In his Ungi gi Kukai makes hūṃ a cipher for understanding the Truth. The various aspects take in all Truths, all teachings, all practices, and all attainments. It summarises the two basic false views of nihilism and eternalism, and shows them to be false. The Truth of things is that they are neither real nor unreal, these categories do not apply – this is a restatement of the Buddha’s fundamental insight into the nature of phenomena, couched in the language of the Madhyamika.
How to write the hūṃ seed syllable in Siddhaṃ.
Architecture of hūṃ
The diagram below shows how hūṃ is put together from various elements which are more of less the same in both Siddhaṃ and Tibetan, because they both come from the Gupta script.
The seed syllable hūṃ embodies all the principles in all the sutras:
“the Enlightened mind [of Mahāvairocana] is the cause, great compassion is the root, and skilful means are the ultimate…The content of the word are broad, yet no confusion can be found; the form of the word is simple, yet nothing is missing. The word is, indeed, created by the suprarational power and the natural grace of the Tathāgata Mahāvairocana.” - Kūkai. Ungi gi
In fact because of interpenetration this kind of analysis is in theory possible for any phenomena. In principle one could any of the seed syllables or letters as a starting point, because everything is related to everything else through the infinite connections of perfect interpenetration.
The image right is an attempt to show how the elements into which the seed syllable hūṃ is analysed by Kūkai in his text Ungi gi are related to the graphical form of the syllable in the Siddham script.
Hūṃ can be seen as made up of four elements :
Note: sometimes ṃ is said to be equivalent to ma for the purposes of this kind of exercise, so I have included both.
Kūkai discusses hūṃ on three levels: invariant, ultimate, and synthetic.
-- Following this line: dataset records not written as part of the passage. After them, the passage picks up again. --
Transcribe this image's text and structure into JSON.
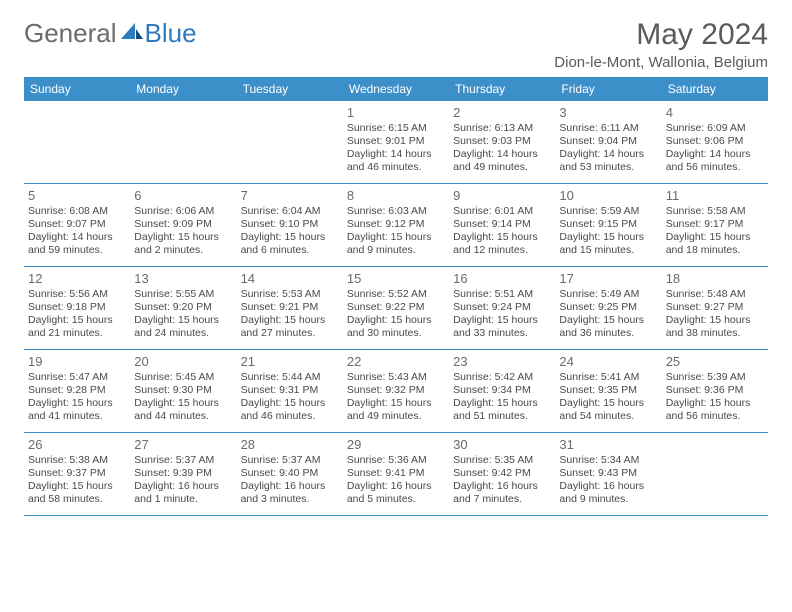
{
  "brand": {
    "part1": "General",
    "part2": "Blue"
  },
  "title": "May 2024",
  "location": "Dion-le-Mont, Wallonia, Belgium",
  "colors": {
    "headerBg": "#3d8fc9",
    "text": "#5a5a5a",
    "cellText": "#4a4a4a"
  },
  "dayNames": [
    "Sunday",
    "Monday",
    "Tuesday",
    "Wednesday",
    "Thursday",
    "Friday",
    "Saturday"
  ],
  "weeks": [
    [
      {
        "n": "",
        "s": "",
        "t": "",
        "d": ""
      },
      {
        "n": "",
        "s": "",
        "t": "",
        "d": ""
      },
      {
        "n": "",
        "s": "",
        "t": "",
        "d": ""
      },
      {
        "n": "1",
        "s": "Sunrise: 6:15 AM",
        "t": "Sunset: 9:01 PM",
        "d": "Daylight: 14 hours and 46 minutes."
      },
      {
        "n": "2",
        "s": "Sunrise: 6:13 AM",
        "t": "Sunset: 9:03 PM",
        "d": "Daylight: 14 hours and 49 minutes."
      },
      {
        "n": "3",
        "s": "Sunrise: 6:11 AM",
        "t": "Sunset: 9:04 PM",
        "d": "Daylight: 14 hours and 53 minutes."
      },
      {
        "n": "4",
        "s": "Sunrise: 6:09 AM",
        "t": "Sunset: 9:06 PM",
        "d": "Daylight: 14 hours and 56 minutes."
      }
    ],
    [
      {
        "n": "5",
        "s": "Sunrise: 6:08 AM",
        "t": "Sunset: 9:07 PM",
        "d": "Daylight: 14 hours and 59 minutes."
      },
      {
        "n": "6",
        "s": "Sunrise: 6:06 AM",
        "t": "Sunset: 9:09 PM",
        "d": "Daylight: 15 hours and 2 minutes."
      },
      {
        "n": "7",
        "s": "Sunrise: 6:04 AM",
        "t": "Sunset: 9:10 PM",
        "d": "Daylight: 15 hours and 6 minutes."
      },
      {
        "n": "8",
        "s": "Sunrise: 6:03 AM",
        "t": "Sunset: 9:12 PM",
        "d": "Daylight: 15 hours and 9 minutes."
      },
      {
        "n": "9",
        "s": "Sunrise: 6:01 AM",
        "t": "Sunset: 9:14 PM",
        "d": "Daylight: 15 hours and 12 minutes."
      },
      {
        "n": "10",
        "s": "Sunrise: 5:59 AM",
        "t": "Sunset: 9:15 PM",
        "d": "Daylight: 15 hours and 15 minutes."
      },
      {
        "n": "11",
        "s": "Sunrise: 5:58 AM",
        "t": "Sunset: 9:17 PM",
        "d": "Daylight: 15 hours and 18 minutes."
      }
    ],
    [
      {
        "n": "12",
        "s": "Sunrise: 5:56 AM",
        "t": "Sunset: 9:18 PM",
        "d": "Daylight: 15 hours and 21 minutes."
      },
      {
        "n": "13",
        "s": "Sunrise: 5:55 AM",
        "t": "Sunset: 9:20 PM",
        "d": "Daylight: 15 hours and 24 minutes."
      },
      {
        "n": "14",
        "s": "Sunrise: 5:53 AM",
        "t": "Sunset: 9:21 PM",
        "d": "Daylight: 15 hours and 27 minutes."
      },
      {
        "n": "15",
        "s": "Sunrise: 5:52 AM",
        "t": "Sunset: 9:22 PM",
        "d": "Daylight: 15 hours and 30 minutes."
      },
      {
        "n": "16",
        "s": "Sunrise: 5:51 AM",
        "t": "Sunset: 9:24 PM",
        "d": "Daylight: 15 hours and 33 minutes."
      },
      {
        "n": "17",
        "s": "Sunrise: 5:49 AM",
        "t": "Sunset: 9:25 PM",
        "d": "Daylight: 15 hours and 36 minutes."
      },
      {
        "n": "18",
        "s": "Sunrise: 5:48 AM",
        "t": "Sunset: 9:27 PM",
        "d": "Daylight: 15 hours and 38 minutes."
      }
    ],
    [
      {
        "n": "19",
        "s": "Sunrise: 5:47 AM",
        "t": "Sunset: 9:28 PM",
        "d": "Daylight: 15 hours and 41 minutes."
      },
      {
        "n": "20",
        "s": "Sunrise: 5:45 AM",
        "t": "Sunset: 9:30 PM",
        "d": "Daylight: 15 hours and 44 minutes."
      },
      {
        "n": "21",
        "s": "Sunrise: 5:44 AM",
        "t": "Sunset: 9:31 PM",
        "d": "Daylight: 15 hours and 46 minutes."
      },
      {
        "n": "22",
        "s": "Sunrise: 5:43 AM",
        "t": "Sunset: 9:32 PM",
        "d": "Daylight: 15 hours and 49 minutes."
      },
      {
        "n": "23",
        "s": "Sunrise: 5:42 AM",
        "t": "Sunset: 9:34 PM",
        "d": "Daylight: 15 hours and 51 minutes."
      },
      {
        "n": "24",
        "s": "Sunrise: 5:41 AM",
        "t": "Sunset: 9:35 PM",
        "d": "Daylight: 15 hours and 54 minutes."
      },
      {
        "n": "25",
        "s": "Sunrise: 5:39 AM",
        "t": "Sunset: 9:36 PM",
        "d": "Daylight: 15 hours and 56 minutes."
      }
    ],
    [
      {
        "n": "26",
        "s": "Sunrise: 5:38 AM",
        "t": "Sunset: 9:37 PM",
        "d": "Daylight: 15 hours and 58 minutes."
      },
      {
        "n": "27",
        "s": "Sunrise: 5:37 AM",
        "t": "Sunset: 9:39 PM",
        "d": "Daylight: 16 hours and 1 minute."
      },
      {
        "n": "28",
        "s": "Sunrise: 5:37 AM",
        "t": "Sunset: 9:40 PM",
        "d": "Daylight: 16 hours and 3 minutes."
      },
      {
        "n": "29",
        "s": "Sunrise: 5:36 AM",
        "t": "Sunset: 9:41 PM",
        "d": "Daylight: 16 hours and 5 minutes."
      },
      {
        "n": "30",
        "s": "Sunrise: 5:35 AM",
        "t": "Sunset: 9:42 PM",
        "d": "Daylight: 16 hours and 7 minutes."
      },
      {
        "n": "31",
        "s": "Sunrise: 5:34 AM",
        "t": "Sunset: 9:43 PM",
        "d": "Daylight: 16 hours and 9 minutes."
      },
      {
        "n": "",
        "s": "",
        "t": "",
        "d": ""
      }
    ]
  ]
}
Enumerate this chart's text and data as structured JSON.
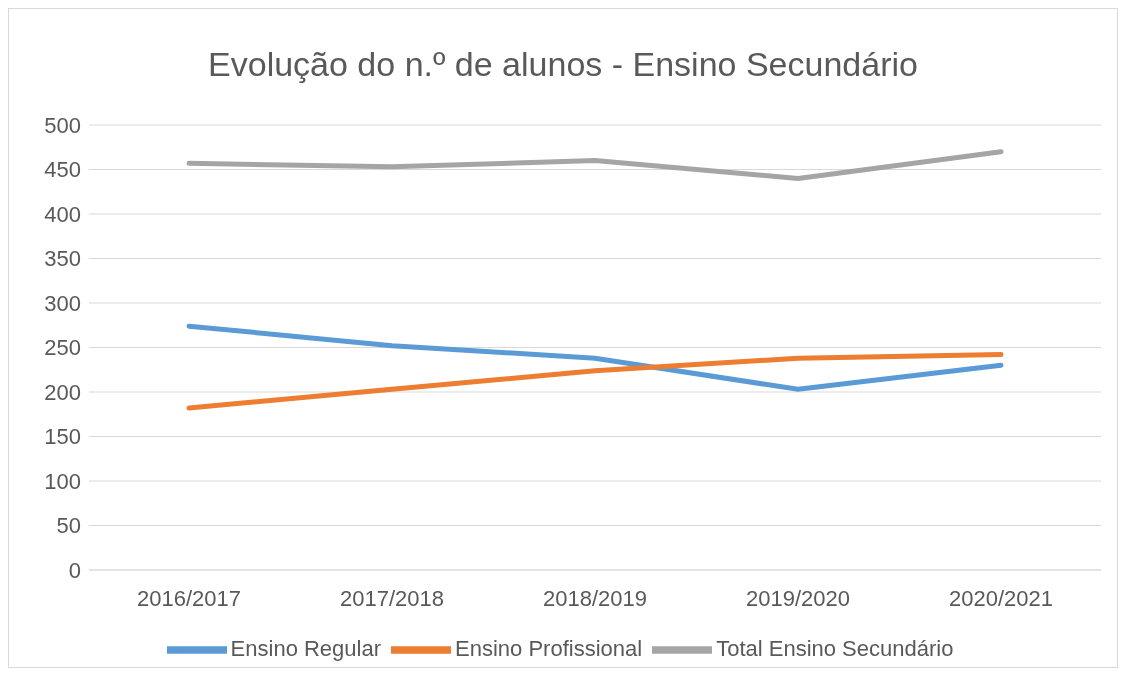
{
  "chart_data": {
    "type": "line",
    "title": "Evolução do n.º de alunos - Ensino Secundário",
    "categories": [
      "2016/2017",
      "2017/2018",
      "2018/2019",
      "2019/2020",
      "2020/2021"
    ],
    "series": [
      {
        "name": "Ensino Regular",
        "color": "#5b9bd5",
        "values": [
          274,
          252,
          238,
          203,
          230
        ]
      },
      {
        "name": "Ensino Profissional",
        "color": "#ed7d31",
        "values": [
          182,
          203,
          224,
          238,
          242
        ]
      },
      {
        "name": "Total Ensino Secundário",
        "color": "#a5a5a5",
        "values": [
          457,
          453,
          460,
          440,
          470
        ]
      }
    ],
    "ylim": [
      0,
      500
    ],
    "yticks": [
      0,
      50,
      100,
      150,
      200,
      250,
      300,
      350,
      400,
      450,
      500
    ],
    "grid": "y",
    "legend": "bottom",
    "marker": "none",
    "line_style": "solid"
  }
}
Each aspect of hum is capable of infinite associations.
The invariant meanings are the esoteric associations via the alphabet of wisdom, thus: ha = hetva (cause); a = anutpāda (unarisen); ū = ūna (wanting); and ṃ = ātman (self). In practice we would take each element as a meditation practice by inserting it into a general forumla e.g. The seed syllable ha is a door to all dharmas because they are without cause. The idea being that each phrase, one for each of the letter of the alphabet, points to the the śunya nature of dharmas - ie that they lack svabhava or self-being. For more on this see the A as a Dharma Door calligraphy.
The ultimate meanings are difficult to sum up simply because the possible associations are so extensive and the Ungi gi is a very dense and terse text - summaries which do justice to the text end up being the same size as the text itself. All I can do here is offer some indications to give a taste and suggest the reader gets hold of Ungi gi.
The ultimate meaning of a is that it is the first sound and therefore represents relative being; it is non-arising and therefore empty (śunya); a is also uncreated and therefore is the source of all things. A is the first sound because it begins the alphabet, it is the first sound that comes when you breath out, and it is said to be present in all letters - consonants have an implicit accompanying a vowel.Because of ha the 1st cause is unobtainable we should know that predications of all things are our mind only and that the real feature of our mind is all-inclusive wisdom. Ū means that because all things are ūna, or wanting, the ultimate meaning is that no existence is found wanting of Buddhahood; the 'One Mind' is perpetual and doesn't increase or decrease; it is eternity, bliss, the Self, purity, in short the nature of Suchness pervades all beings. Finally the ultimate meaning of ṃ is the all-embracing equality, the transformation of Mahāvairocana into all things, it is the sole great self of selfless existence.
Note that although Kūkai adopts the language of permanence and even Self (Ātman), he is not negating the principle of pratītyasamutpāda: the contradiction is more apparent than real. Kūkai accepts a radical form of the idea that all things interpenetrate that is not explicit in pratītyasamutpāda but which can be deduced from it, and came to prominance with the Avatamsaka Sūtra around the 2nd century CE. In this view all dharmas are fully and perfectly interpenetrated by all other dharmas - and this includes the Buddha and the principle of Buddhahood (Dharmakāya). The whole mess is not solid and real, but neither is it illusion and unreal. Neither real nor unreal can fully describe reality. We must keep in mind that Kūkai's rhetoric is shaped partly by the early Vajrayana texts, but also as a reaction to the scholastic formalism in 9th century Japan.
Kūkai's synthetic meanings can be glossed as: ha summarises all religious teachings; a is absolute reality; ū includes all religious practices; while .m encompasses all religious attainments. The a bīja symbolizes the Dharmakāya; it is neither being nor non-being, nor both, nor neither, being beyond such dualities; a is the negative prefix in Sanskrit which forms a negative to any word when added to the beginning; this is the truth tha all Buddhists teachings are pointing to so a summarises them all.
In Kūkai's analysis then hūṃ is a hermeneutical device which can unlock the true nature of reality. It is massively polyvalent, which is to say that it has almost infinite meaning because of the network of associations that it sits at the center of.